Poches.
Content d'avoir pu rendre service à Kabuki, je reprends ma promenade et m'arrête à l'endroit où se situait la demeure de Myrtille. J'utilise ce verbe au passé parce que désormais, il n'y a plus que de l'herbe sur cette zone et plus aucune trace de la maisonnée. Aussitôt, je suis inquiet et je me demande bien ce qui s'est passé entre eux. Serait-il possible que notre amie a jugé utile de nous quitter au beau milieu de la nuit sans prévenir personne ? Si c'est le cas, c'est vraiment cruel de sa part et je suis en train de réaliser à quel point je suis déçu.
Alors que l'idée de me rendre à la mairie pour obtenir des réponses germe dans ma tête, voilà que Cédric arrive vers moi.
- Bonjour Jaysher. Belle journée pour faire du sport aujourd'hui ?
- Bonjour et peut-être.
Lorsqu'il me regarde, l'oiseau vert se rend compte que quelque chose me tracasse et souhaite connaître la raison de ma tristesse.
- Que se passe-t-il ? Tu sais que tu peux tout dire à ton vieil ami.
- Je le sais Cédric. Tu étais au courant que Myrtille voulait nous quitter ?

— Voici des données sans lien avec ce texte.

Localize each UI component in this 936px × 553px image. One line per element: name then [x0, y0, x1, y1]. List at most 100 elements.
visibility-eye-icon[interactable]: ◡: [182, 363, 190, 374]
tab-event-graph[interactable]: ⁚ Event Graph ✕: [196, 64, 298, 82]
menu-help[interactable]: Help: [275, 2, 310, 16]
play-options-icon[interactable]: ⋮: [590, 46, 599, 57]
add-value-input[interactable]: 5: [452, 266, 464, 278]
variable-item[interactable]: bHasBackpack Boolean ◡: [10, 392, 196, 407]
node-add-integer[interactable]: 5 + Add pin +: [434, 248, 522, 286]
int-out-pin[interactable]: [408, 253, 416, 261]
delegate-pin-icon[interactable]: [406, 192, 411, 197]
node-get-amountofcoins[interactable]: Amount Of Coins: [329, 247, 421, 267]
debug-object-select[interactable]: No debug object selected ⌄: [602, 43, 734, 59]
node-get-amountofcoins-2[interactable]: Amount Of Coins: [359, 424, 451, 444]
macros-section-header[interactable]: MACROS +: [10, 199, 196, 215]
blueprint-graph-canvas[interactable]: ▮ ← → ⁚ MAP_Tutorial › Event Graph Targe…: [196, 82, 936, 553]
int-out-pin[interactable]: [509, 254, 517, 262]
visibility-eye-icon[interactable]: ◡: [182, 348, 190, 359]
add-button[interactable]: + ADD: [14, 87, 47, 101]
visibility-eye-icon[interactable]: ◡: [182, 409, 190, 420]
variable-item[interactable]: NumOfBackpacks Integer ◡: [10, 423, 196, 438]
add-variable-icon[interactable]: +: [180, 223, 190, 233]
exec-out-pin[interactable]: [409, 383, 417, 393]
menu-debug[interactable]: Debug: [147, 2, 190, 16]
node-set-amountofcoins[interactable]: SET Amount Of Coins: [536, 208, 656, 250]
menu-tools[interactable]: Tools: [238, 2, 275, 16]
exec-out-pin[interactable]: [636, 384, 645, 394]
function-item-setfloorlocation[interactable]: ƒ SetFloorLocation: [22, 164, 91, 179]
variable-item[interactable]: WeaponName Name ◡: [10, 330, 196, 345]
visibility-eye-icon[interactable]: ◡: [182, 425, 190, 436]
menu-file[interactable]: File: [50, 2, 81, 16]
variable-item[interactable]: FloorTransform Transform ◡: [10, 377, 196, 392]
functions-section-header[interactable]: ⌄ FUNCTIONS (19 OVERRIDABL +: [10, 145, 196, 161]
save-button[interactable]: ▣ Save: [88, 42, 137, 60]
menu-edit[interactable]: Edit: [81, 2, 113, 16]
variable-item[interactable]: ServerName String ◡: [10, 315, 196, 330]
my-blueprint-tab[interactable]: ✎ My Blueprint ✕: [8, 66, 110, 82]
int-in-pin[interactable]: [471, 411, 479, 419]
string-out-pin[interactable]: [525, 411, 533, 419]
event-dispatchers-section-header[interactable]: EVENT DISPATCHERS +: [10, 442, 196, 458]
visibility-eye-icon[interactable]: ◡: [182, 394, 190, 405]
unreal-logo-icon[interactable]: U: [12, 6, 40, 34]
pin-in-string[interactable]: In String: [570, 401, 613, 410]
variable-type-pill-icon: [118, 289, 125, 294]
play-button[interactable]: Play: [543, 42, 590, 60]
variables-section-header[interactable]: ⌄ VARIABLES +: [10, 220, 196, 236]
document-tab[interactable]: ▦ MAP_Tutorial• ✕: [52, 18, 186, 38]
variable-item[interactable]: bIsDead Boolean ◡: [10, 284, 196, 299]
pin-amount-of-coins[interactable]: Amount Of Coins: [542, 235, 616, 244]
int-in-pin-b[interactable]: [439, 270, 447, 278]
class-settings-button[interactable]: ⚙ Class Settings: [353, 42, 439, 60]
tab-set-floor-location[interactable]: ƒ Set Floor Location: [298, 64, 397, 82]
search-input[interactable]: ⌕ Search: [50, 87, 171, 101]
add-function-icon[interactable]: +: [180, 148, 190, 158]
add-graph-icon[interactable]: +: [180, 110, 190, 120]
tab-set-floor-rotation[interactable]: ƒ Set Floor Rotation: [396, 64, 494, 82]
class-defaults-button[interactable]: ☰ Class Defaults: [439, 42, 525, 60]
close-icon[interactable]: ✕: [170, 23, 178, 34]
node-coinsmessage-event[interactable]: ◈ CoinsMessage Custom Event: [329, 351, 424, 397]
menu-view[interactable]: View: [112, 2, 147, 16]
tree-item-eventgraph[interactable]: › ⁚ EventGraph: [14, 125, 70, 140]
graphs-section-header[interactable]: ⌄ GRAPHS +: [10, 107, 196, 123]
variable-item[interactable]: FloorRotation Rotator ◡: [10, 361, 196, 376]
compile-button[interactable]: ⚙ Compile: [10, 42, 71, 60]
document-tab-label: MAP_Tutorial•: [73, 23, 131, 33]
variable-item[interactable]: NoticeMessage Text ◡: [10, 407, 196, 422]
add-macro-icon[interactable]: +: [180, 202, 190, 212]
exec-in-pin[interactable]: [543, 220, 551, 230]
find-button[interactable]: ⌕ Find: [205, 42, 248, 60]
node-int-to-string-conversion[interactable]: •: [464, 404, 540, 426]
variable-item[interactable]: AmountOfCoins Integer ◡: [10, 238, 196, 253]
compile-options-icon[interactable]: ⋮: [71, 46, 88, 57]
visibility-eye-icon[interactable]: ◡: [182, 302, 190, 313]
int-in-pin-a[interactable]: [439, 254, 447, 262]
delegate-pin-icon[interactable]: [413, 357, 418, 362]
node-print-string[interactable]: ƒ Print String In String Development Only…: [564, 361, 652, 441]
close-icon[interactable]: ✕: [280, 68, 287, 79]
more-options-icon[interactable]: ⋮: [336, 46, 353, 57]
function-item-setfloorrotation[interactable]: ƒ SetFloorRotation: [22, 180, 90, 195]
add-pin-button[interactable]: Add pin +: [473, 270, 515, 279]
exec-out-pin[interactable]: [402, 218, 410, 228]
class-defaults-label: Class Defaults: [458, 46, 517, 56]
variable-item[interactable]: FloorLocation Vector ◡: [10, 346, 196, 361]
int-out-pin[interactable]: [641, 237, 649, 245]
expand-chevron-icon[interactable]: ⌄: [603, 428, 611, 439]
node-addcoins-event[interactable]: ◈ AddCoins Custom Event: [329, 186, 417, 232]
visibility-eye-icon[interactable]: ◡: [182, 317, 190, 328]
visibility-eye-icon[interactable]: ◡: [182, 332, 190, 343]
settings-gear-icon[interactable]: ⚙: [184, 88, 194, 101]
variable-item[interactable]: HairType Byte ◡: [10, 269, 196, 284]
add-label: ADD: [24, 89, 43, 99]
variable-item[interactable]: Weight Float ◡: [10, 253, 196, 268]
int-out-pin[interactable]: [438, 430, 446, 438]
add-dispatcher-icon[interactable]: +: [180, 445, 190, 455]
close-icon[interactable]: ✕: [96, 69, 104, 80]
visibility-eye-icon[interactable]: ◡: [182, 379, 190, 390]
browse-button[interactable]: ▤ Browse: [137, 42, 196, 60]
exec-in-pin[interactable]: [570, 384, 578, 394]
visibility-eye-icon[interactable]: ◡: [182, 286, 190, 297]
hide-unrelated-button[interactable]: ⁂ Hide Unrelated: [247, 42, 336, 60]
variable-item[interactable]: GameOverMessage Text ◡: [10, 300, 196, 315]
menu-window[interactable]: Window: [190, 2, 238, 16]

A la fin de cette question, l'habitant se retourne et constate l'absence de la demeure appartenant à la petite souris. De suite, il comprend ce qui se passe et pourquoi je ne déborde pas de joie.
- Je suis surpris, finit-il par dire.
- Moi aussi.
- Remarque, ce sont les choses de la vie mon ami. Des gens arrivent, d'autres partent, nous n'y pouvons rien.
- Ouais mais je suis sûr que si elle aurait discuté avec certains d'entre nous, elle serait restée. Je suis dégoûté de son comportement et je regrette de l'avoir considéré comme une amie.
- Tu es un peu dur tu ne trouves pas ?
- Du tout car je peux me montrer un peu plus méchant.
Soudain, Cédric tente de ranger ses ailes dans des poches mais ses membres ne rencontrent que de l'air. A ce moment, l'oiseau est un peu surpris.
- Tiens, il m'avait semblé avoir enfilé un pull avec des manches ce matin.
- Vraiment ?
- Oui.
- Bizarre. C'est bien la première fois que je verrais quelqu'un d'ici porter un vêtement avec des poches, à part moi et mes pantalons.
- Tu penses que je l'ai rêvé ?
- Oui.
- Cela devient inquiétant. Peut-être qu'un peu de sport m'aiderait à me réveiller complètement.
Sans me consulter, l'oiseau s'éloigne de moi au pas de courses et commence à faire un petit footing. Désormais, je me retrouve seul et bizarrement, j'ai l'impression que mes larmes sont en train de monter mais qu'elles n'arrivent pas à sortir. Ouais, je suis vraiment triste mais rempli de rage. J'ai vraiment eu tort de considérer ce rongeur comme une véritable amie car si c'était le cas, elle m'aurait prévenu au lieu de partir comme une voleuse. Essayant de me calmer, je quitte les lieux à mon tour pour me rendre dans l'autre partie du village.